New Castle News

Steelers

November 13, 2012

Steve Treu on the Steelers: Forget the final score, Pittsburgh still lost to Chiefs

NEW CASTLE — The Steelers exchanged high-fives on the field as if it were a win.

The final scoreboard displayed more points in their favor, which typically indicates a win.

The NFL standings show an uptick in their win column today, another good sign that it was a win.

But why did Pittsburgh’s 16-13 “win” in overtime over Kansas City last night at Heinz Field seem like such a loss?

Because if it looks like a duck and quacks like a duck and if it leaves your quarterback’s wing about as powerful as a duck’s, then it’s a duck.

A lame duck, to be precise. Special emphasis on lame.

Oh sure, the Chiefs were not a team to be taken lightly, as Steelers coach Mike Tomlin stated this week. Of course not. Kansas City’s 1-8 roster is stacked with a dozen 300-pounders, nothing light about that at all.

The Chiefs apparently tried to get future opponents to actually take them more lightly by showing a wide array of dysfunction against the Steelers, including a kickoff out-of-bounds to set up Pittsburgh’s first score, a missed chip shot field goal and a pointless holding call on an apparent touchdown pass that cost them seven more points.

Their most epic failure was certainly when their entire defense decided to perform the “Electric Slide” or something in the end zone after what turned out to be a harmless incomplete pass, resulting in the least cool unsportsmanlike penalty in NFL history.

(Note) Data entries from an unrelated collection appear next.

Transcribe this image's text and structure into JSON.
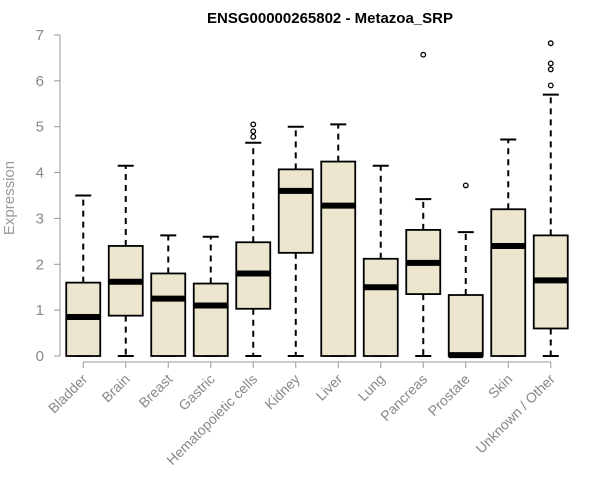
{
  "chart_data": {
    "type": "boxplot",
    "title": "ENSG00000265802 - Metazoa_SRP",
    "xlabel": "",
    "ylabel": "Expression",
    "ylim": [
      0,
      7
    ],
    "yticks": [
      0,
      1,
      2,
      3,
      4,
      5,
      6,
      7
    ],
    "box_fill": "#ede6cf",
    "categories": [
      "Bladder",
      "Brain",
      "Breast",
      "Gastric",
      "Hematopoietic cells",
      "Kidney",
      "Liver",
      "Lung",
      "Pancreas",
      "Prostate",
      "Skin",
      "Unknown / Other"
    ],
    "boxes": [
      {
        "min": 0,
        "q1": 0,
        "median": 0.85,
        "q3": 1.6,
        "max": 3.5,
        "outliers": []
      },
      {
        "min": 0,
        "q1": 0.88,
        "median": 1.62,
        "q3": 2.4,
        "max": 4.15,
        "outliers": []
      },
      {
        "min": 0,
        "q1": 0,
        "median": 1.25,
        "q3": 1.8,
        "max": 2.63,
        "outliers": []
      },
      {
        "min": 0,
        "q1": 0,
        "median": 1.1,
        "q3": 1.58,
        "max": 2.6,
        "outliers": []
      },
      {
        "min": 0,
        "q1": 1.03,
        "median": 1.8,
        "q3": 2.48,
        "max": 4.65,
        "outliers": [
          4.78,
          4.9,
          5.05
        ]
      },
      {
        "min": 0,
        "q1": 2.25,
        "median": 3.6,
        "q3": 4.07,
        "max": 5.0,
        "outliers": []
      },
      {
        "min": 0,
        "q1": 0,
        "median": 3.28,
        "q3": 4.24,
        "max": 5.05,
        "outliers": []
      },
      {
        "min": 0,
        "q1": 0,
        "median": 1.5,
        "q3": 2.12,
        "max": 4.15,
        "outliers": []
      },
      {
        "min": 0,
        "q1": 1.35,
        "median": 2.03,
        "q3": 2.75,
        "max": 3.42,
        "outliers": [
          6.57
        ]
      },
      {
        "min": 0,
        "q1": 0,
        "median": 0.02,
        "q3": 1.33,
        "max": 2.7,
        "outliers": [
          3.72
        ]
      },
      {
        "min": 0,
        "q1": 0,
        "median": 2.4,
        "q3": 3.2,
        "max": 4.72,
        "outliers": []
      },
      {
        "min": 0,
        "q1": 0.6,
        "median": 1.65,
        "q3": 2.63,
        "max": 5.7,
        "outliers": [
          5.9,
          6.25,
          6.38,
          6.82
        ]
      }
    ]
  }
}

Yep, don’t take those guys lightly, coach.

All you need to know about whether this was a win or a loss came during the post-game news conference when Tomlin uttered this gem about quarterback Ben Roethlisberger: “I don’t know where he is.”

When the head coach loses track of the whereabouts of his star player, that’s never a promising development.

Roethlisberger, you may have noticed, got crunched by a pair of Kansas City linebackers early in the second half. Big Ben fell hard, and the seemingly rising fortunes of the Steelers this fall fell harder.

His apparent shoulder separation might have just separated Pittsburgh from the playoff picture.

It’s hard to imagine the Steelers overcoming Roethlisberger’s injury were he too could just miss one game, much less three or four.

Because that one game would be against Baltimore in Pittsburgh.

Did you see anything from the Byron Leftwich-led offense that makes you think this team will score more than a pair of field goals against the Ravens next week?

Leftwich’s third-and-7 completion for 22 yards to Jerricho Cotchery late in the fourth quarter was clutch, but when that’s the lone highlight in a half of action against the Chiefs, you are in big trouble.

Not that the offense was tearing up the place with Roethlisberger in there, either. Roethlisberger had his lowest passer rating since opening night and the running game, which seemingly had found itself, didn’t reach triple figures.

If the Steelers want to avoid having to win three straight on the road in the playoffs, if they even make it that far, they will probably have to beat Baltimore next Sunday.

They may have to do so without Roethlisberger and without any momentum. And they will have to do so against a defense that is already salivating at the prospect of facing Leftwich’s molasses windup.

Hopefully ,Tomlin knows where his quarterback is by now.

But if Roethlisberger is not healing up fast in some hyperbaric chamber somewhere, we certainly know where his team is.

About to be taken lightly by the Baltimore Ravens.